(courtesy of Derek)

Splint (Secure Programming Lint) is a descendant of the old "lint" program. It is a static source-code checker for the C programming language. That is, it parses and checks the source code, rather than monitoring the application at run-time, in order to detect programming errors, security vulnerabilities.

By itself, splint does many checks over and above those from compilers, even when the latter have maximum warning enabled (e.g. gcc -ansi -pedantic -Wall). However, splint can even go further, with the use of code annotations in the form of stylised comments, to provide exceptionally powerful tests.

Splint provides four general levels of "strictness", but also has the option of disabling individual checks. Furthermore, in the first occurrence of a given error message, it will instruct the user as to the appropriate flag to use to ignore it. This makes the tool very usable.

Splint is GPL-licensed and is freely available from the splint website (http://www.splint.org). In addition to the source code, the splint website also provides documentation (including the full manual), FAQ, references, mailing lists, and binary executables for several common platforms.

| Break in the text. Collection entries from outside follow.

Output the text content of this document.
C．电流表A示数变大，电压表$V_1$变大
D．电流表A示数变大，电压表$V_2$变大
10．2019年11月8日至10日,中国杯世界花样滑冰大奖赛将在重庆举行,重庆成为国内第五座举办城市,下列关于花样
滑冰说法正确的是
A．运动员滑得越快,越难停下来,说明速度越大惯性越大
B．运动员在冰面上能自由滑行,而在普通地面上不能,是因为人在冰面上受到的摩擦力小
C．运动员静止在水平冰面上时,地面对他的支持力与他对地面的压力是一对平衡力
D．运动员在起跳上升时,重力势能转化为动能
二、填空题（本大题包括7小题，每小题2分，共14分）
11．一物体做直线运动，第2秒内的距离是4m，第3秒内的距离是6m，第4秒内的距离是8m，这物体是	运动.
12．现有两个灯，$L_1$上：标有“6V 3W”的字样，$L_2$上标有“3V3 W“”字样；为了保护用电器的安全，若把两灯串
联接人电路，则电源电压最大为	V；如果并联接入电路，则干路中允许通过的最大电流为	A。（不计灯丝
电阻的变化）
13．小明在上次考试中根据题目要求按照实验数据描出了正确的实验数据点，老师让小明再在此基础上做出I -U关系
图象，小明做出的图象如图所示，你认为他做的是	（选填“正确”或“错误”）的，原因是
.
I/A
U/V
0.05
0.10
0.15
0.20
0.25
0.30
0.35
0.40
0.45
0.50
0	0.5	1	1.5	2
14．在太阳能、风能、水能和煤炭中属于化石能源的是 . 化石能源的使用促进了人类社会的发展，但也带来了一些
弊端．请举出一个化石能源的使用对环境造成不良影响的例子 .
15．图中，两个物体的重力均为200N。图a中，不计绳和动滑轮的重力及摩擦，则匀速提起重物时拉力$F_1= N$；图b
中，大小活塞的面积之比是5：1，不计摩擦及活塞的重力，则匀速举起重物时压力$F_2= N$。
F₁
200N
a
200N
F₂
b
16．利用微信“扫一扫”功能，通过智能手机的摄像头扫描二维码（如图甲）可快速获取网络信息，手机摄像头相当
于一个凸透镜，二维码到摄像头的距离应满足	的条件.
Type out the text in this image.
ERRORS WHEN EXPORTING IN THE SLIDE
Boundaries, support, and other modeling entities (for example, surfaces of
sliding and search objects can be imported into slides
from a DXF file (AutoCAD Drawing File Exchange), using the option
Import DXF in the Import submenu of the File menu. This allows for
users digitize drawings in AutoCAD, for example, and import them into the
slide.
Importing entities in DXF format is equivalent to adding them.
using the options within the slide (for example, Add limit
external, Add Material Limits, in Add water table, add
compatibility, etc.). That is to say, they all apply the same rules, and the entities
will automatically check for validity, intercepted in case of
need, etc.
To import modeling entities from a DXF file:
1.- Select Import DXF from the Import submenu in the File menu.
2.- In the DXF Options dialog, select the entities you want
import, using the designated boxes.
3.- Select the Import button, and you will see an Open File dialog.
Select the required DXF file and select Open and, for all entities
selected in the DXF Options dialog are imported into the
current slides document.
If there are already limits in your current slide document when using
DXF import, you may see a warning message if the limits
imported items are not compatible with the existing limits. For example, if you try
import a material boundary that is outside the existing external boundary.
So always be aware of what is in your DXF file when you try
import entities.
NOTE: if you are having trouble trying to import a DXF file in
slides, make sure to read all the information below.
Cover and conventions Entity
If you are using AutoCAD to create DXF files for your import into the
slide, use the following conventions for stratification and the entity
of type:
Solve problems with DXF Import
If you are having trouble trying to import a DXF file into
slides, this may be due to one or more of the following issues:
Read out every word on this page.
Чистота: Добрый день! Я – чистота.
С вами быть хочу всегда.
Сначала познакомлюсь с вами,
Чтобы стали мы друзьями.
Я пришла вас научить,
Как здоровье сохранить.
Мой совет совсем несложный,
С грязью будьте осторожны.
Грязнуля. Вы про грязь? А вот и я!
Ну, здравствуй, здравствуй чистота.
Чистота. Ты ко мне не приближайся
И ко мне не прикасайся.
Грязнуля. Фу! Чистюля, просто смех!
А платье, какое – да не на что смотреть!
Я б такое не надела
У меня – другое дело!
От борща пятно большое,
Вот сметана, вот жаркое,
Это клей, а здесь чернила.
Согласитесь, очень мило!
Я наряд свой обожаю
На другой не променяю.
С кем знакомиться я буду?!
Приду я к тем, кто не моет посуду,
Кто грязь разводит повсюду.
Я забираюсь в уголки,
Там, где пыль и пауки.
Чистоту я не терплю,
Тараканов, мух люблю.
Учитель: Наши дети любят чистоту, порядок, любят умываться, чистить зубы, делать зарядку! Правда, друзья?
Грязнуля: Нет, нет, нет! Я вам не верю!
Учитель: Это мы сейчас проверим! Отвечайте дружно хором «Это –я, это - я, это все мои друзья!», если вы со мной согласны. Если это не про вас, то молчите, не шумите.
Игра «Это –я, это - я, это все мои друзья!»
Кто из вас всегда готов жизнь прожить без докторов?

I have used splint for many months now, and find it a particularly effective way of generating "squeaky-clean" code. Often, I've found that splint finds problems that the compiler misses. However, like compiler warnings, it is imperative that one starts developing with splint, rather than trying to "fix"
code at the end of the development cycle, otherwise the inundation of error messages makes it prohibitively difficult to use. I also have found that it is invaluable for ensuring that code is strictly ISO/IEC 9899 compliant (something that gcc doesn't do).